Dave Ramsey, a well-known personal finance expert, has a conservative approach to car financing.
He often advocates for the idea of paying cash for vehicles instead of taking out loans.
Here are some key points from Dave Ramsey's perspective on financing a car:
Avoid Car Loans
Ramsey generally advises against taking out car loans, especially long-term loans with high interest rates.
He believes that car payments can be a significant drain on your monthly budget and hinder your overall financial progress.
Buy Used Cars
Ramsey recommends buying reliable, used cars that you can afford with cash.
He often suggests that new cars depreciate rapidly, making them a poor financial choice.
Save and Pay with Cash
Instead of financing, Ramsey encourages individuals to save money over time to purchase a car outright.
He suggests creating a sinking fund or setting aside a specific amount of money each month until you can afford the vehicle.
15-Year-Old Rule
One of Ramsey's popular rules is the “15-year rule,” which means that you should aim to keep your cars for at least 15 years.
By doing so, you avoid the rapid depreciation that occurs with new cars.
Emergency Fund First
Ramsey emphasizes the importance of having an emergency fund of three to six months' worth of living expenses before considering major purchases like a car.
Pay Off Debt First
If you have existing debts, Ramsey typically recommends paying off those debts, including credit cards and student loans, before saving for or buying a car.
Avoid Leasing
Ramsey is not a fan of car leases either, as he believes they do not provide good value for the lessee.
Average Interest for Car Loans
In the second quarter of 2023, the average interest rate for a car loan was 6.63% for new cars and 11.38% for used cars.
Average interest rates by credit score
- Super prime: 6.79%
- Prime: 8.75%
- 600-699: 17.16%
- 750: 3.5%
Average interest rates by lender
- Alliant: 3.24 – 18.19 percent
- CapitalOne: 3.99 – 13.98 percent
- PenFed: 1.99 – 18 percent
- PNC Bank: 2.79 – 14.99 percent
Other average interest rates
- New vehicle: 6.58%
- Used vehicle: 11.17%
- Refinance car loan: 10.09%
Generally, the lower your score, the higher your annual percentage rate (APR) will be.
My Thoughts
I think Dave Ramsey has a good point.
Generally, it probably is best to buy a car used with cash.

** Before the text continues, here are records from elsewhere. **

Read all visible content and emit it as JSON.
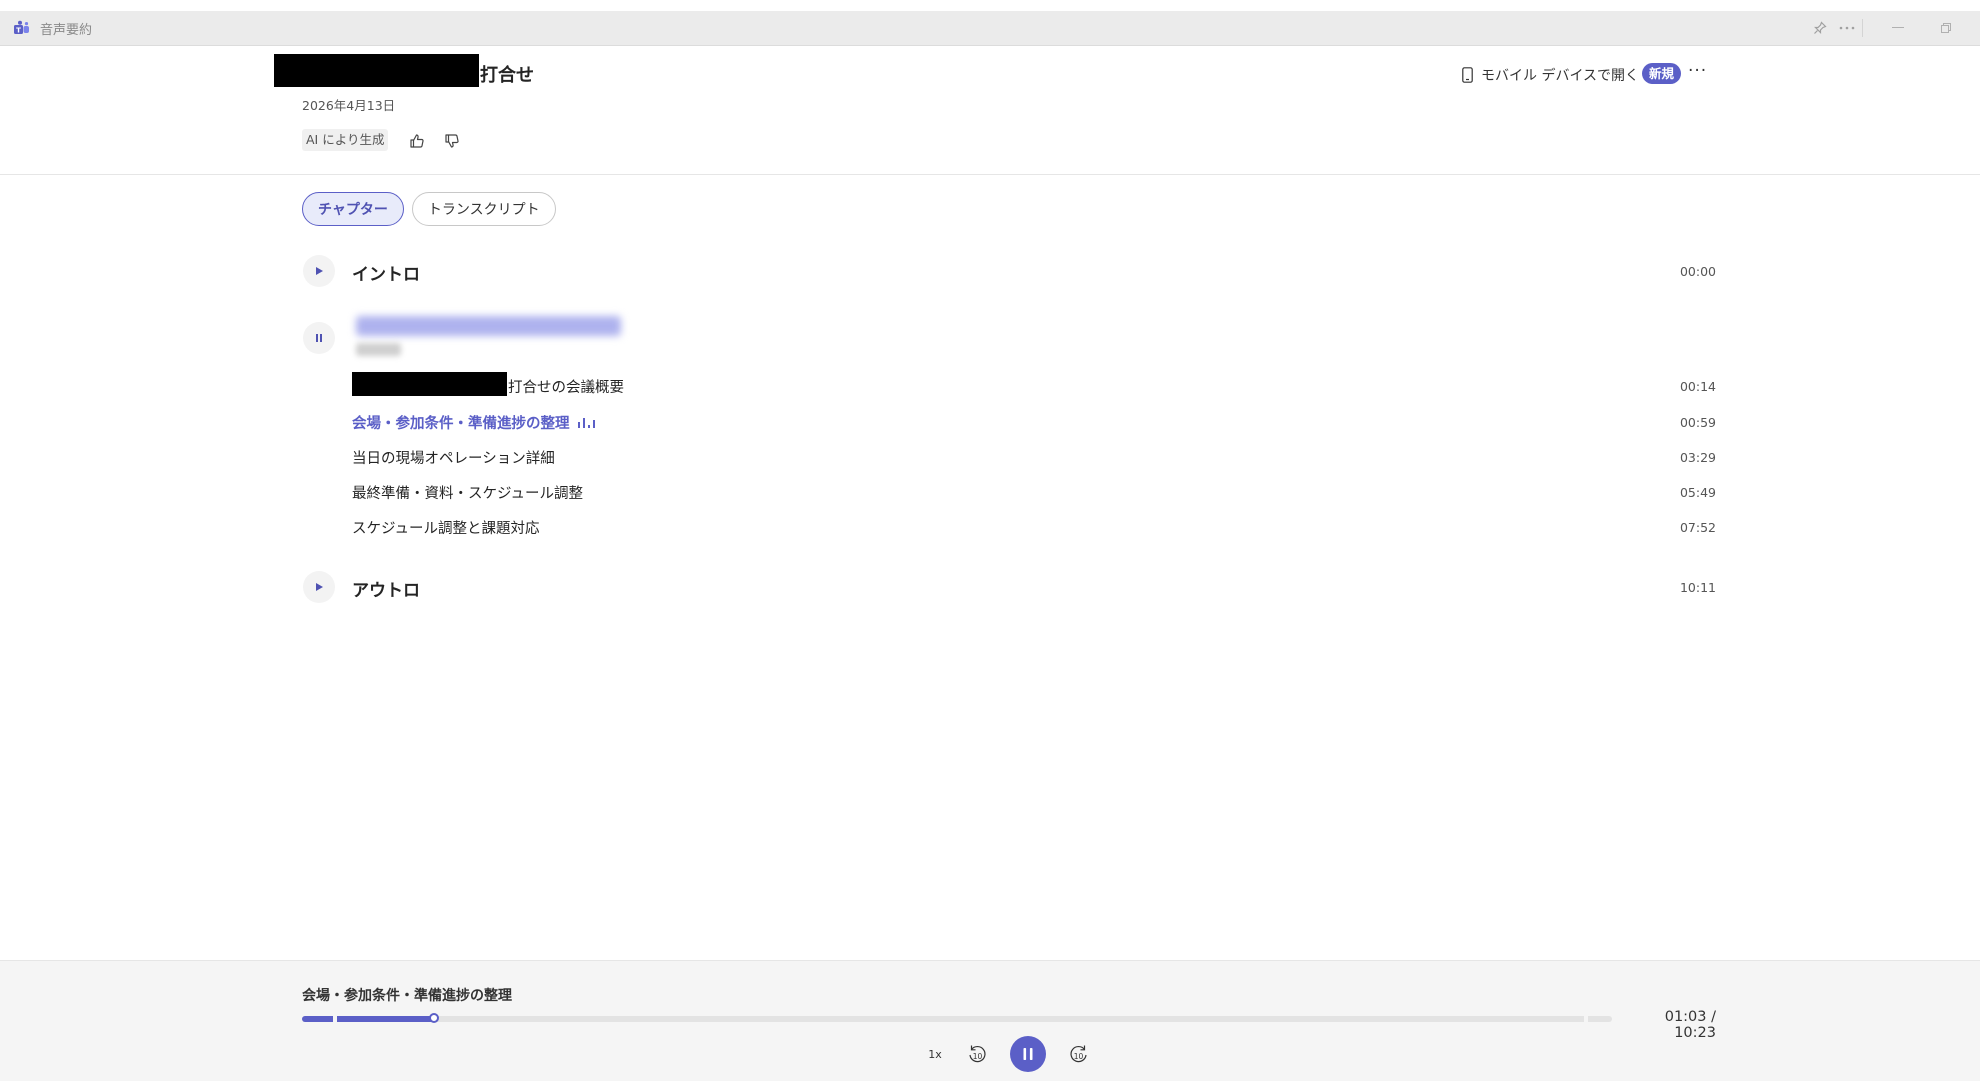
{
  "app": {
    "title": "音声要約"
  },
  "header": {
    "title_suffix": "打合せ",
    "date": "2026年4月13日",
    "ai_label": "AI により生成",
    "mobile_label": "モバイル デバイスで開く",
    "new_badge": "新規",
    "more": "···"
  },
  "tabs": [
    {
      "label": "チャプター",
      "active": true
    },
    {
      "label": "トランスクリプト",
      "active": false
    }
  ],
  "chapters": {
    "intro": {
      "title": "イントロ",
      "time": "00:00"
    },
    "main": {
      "subchapters": [
        {
          "title": "打合せの会議概要",
          "time": "00:14"
        },
        {
          "title": "会場・参加条件・準備進捗の整理",
          "time": "00:59",
          "active": true
        },
        {
          "title": "当日の現場オペレーション詳細",
          "time": "03:29"
        },
        {
          "title": "最終準備・資料・スケジュール調整",
          "time": "05:49"
        },
        {
          "title": "スケジュール調整と課題対応",
          "time": "07:52"
        }
      ]
    },
    "outro": {
      "title": "アウトロ",
      "time": "10:11"
    }
  },
  "player": {
    "now_playing": "会場・参加条件・準備進捗の整理",
    "time_display": "01:03 / 10:23",
    "progress_fraction": 0.101,
    "speed": "1x",
    "skip_back_label": "10",
    "skip_forward_label": "10"
  },
  "colors": {
    "accent": "#5b5fc7",
    "accent_light": "#e8ebfa"
  }
}
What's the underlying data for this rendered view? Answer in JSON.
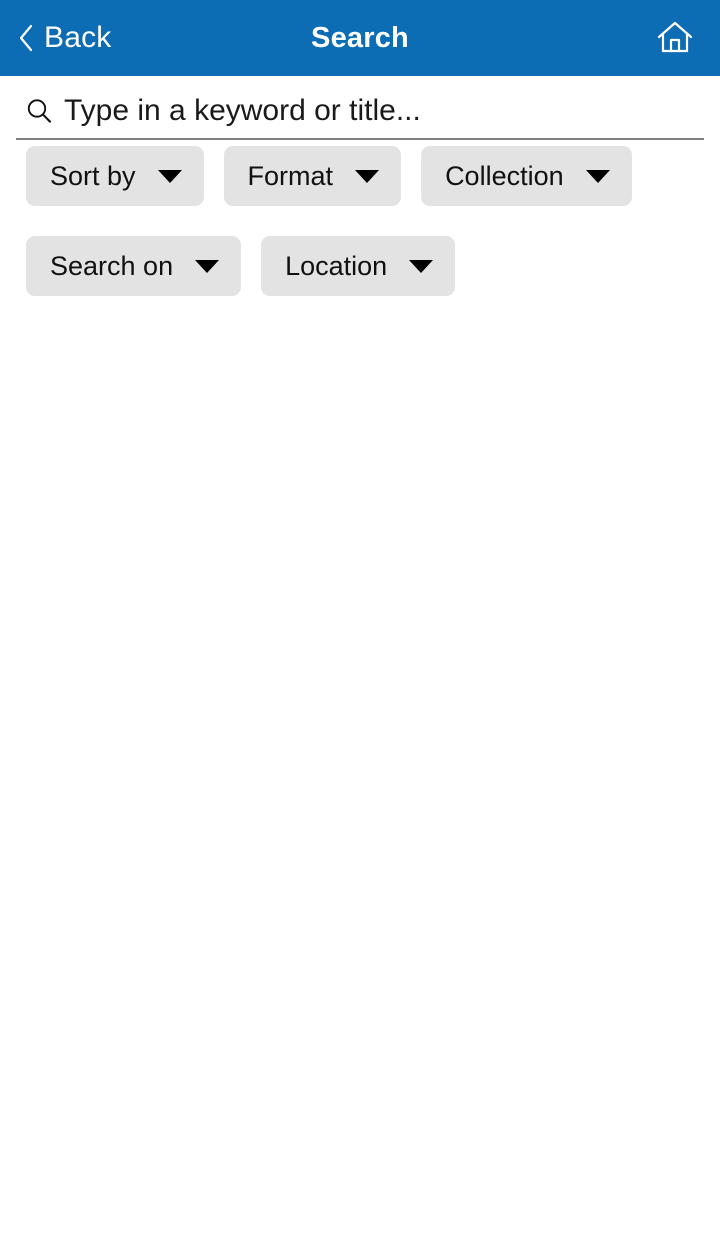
{
  "header": {
    "background_color": "#0c6db5",
    "back_label": "Back",
    "back_icon": "chevron-left-icon",
    "title": "Search",
    "home_icon": "home-icon"
  },
  "search": {
    "icon": "search-icon",
    "value": "",
    "placeholder": "Type in a keyword or title..."
  },
  "filters": {
    "chip_background_color": "#e3e3e3",
    "caret_icon": "caret-down-icon",
    "rows": [
      [
        {
          "label": "Sort by"
        },
        {
          "label": "Format"
        },
        {
          "label": "Collection"
        }
      ],
      [
        {
          "label": "Search on"
        },
        {
          "label": "Location"
        }
      ]
    ]
  },
  "results": {
    "items": []
  }
}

If buy it new, the car depreciates in value as soon as you drive it off the lot, even if you didn't finance it.
Now, if you bought a car used, there's a chance you could resell it for a similar price later on, if you take good care of it.
I've actually done this before.
If you finance a vehicle, new or used, you could pay an average of 6-11% more for the same car than if you had paid cash.
The Only Problem
The only problem with this thinking is what could you do with that extra money that you didn't pay out of pocket by financing it?
Buying a car can be very expensive.
If you pay cash, you could very well be paying $10s of thousands all upfront.
Now, if you stretch it out, you pay more, but you also keep more money in the bank in the short-term.
The question is, can you invest to get more than the 11% or so that would be the interest on the loan?
THAT'S the question.
If you can invest the money left over and get a better than 11% ROI, then it might be better to finance the car.
But, if you don't think you can invest that well, you should probably stick to Dave Ramsey's principles.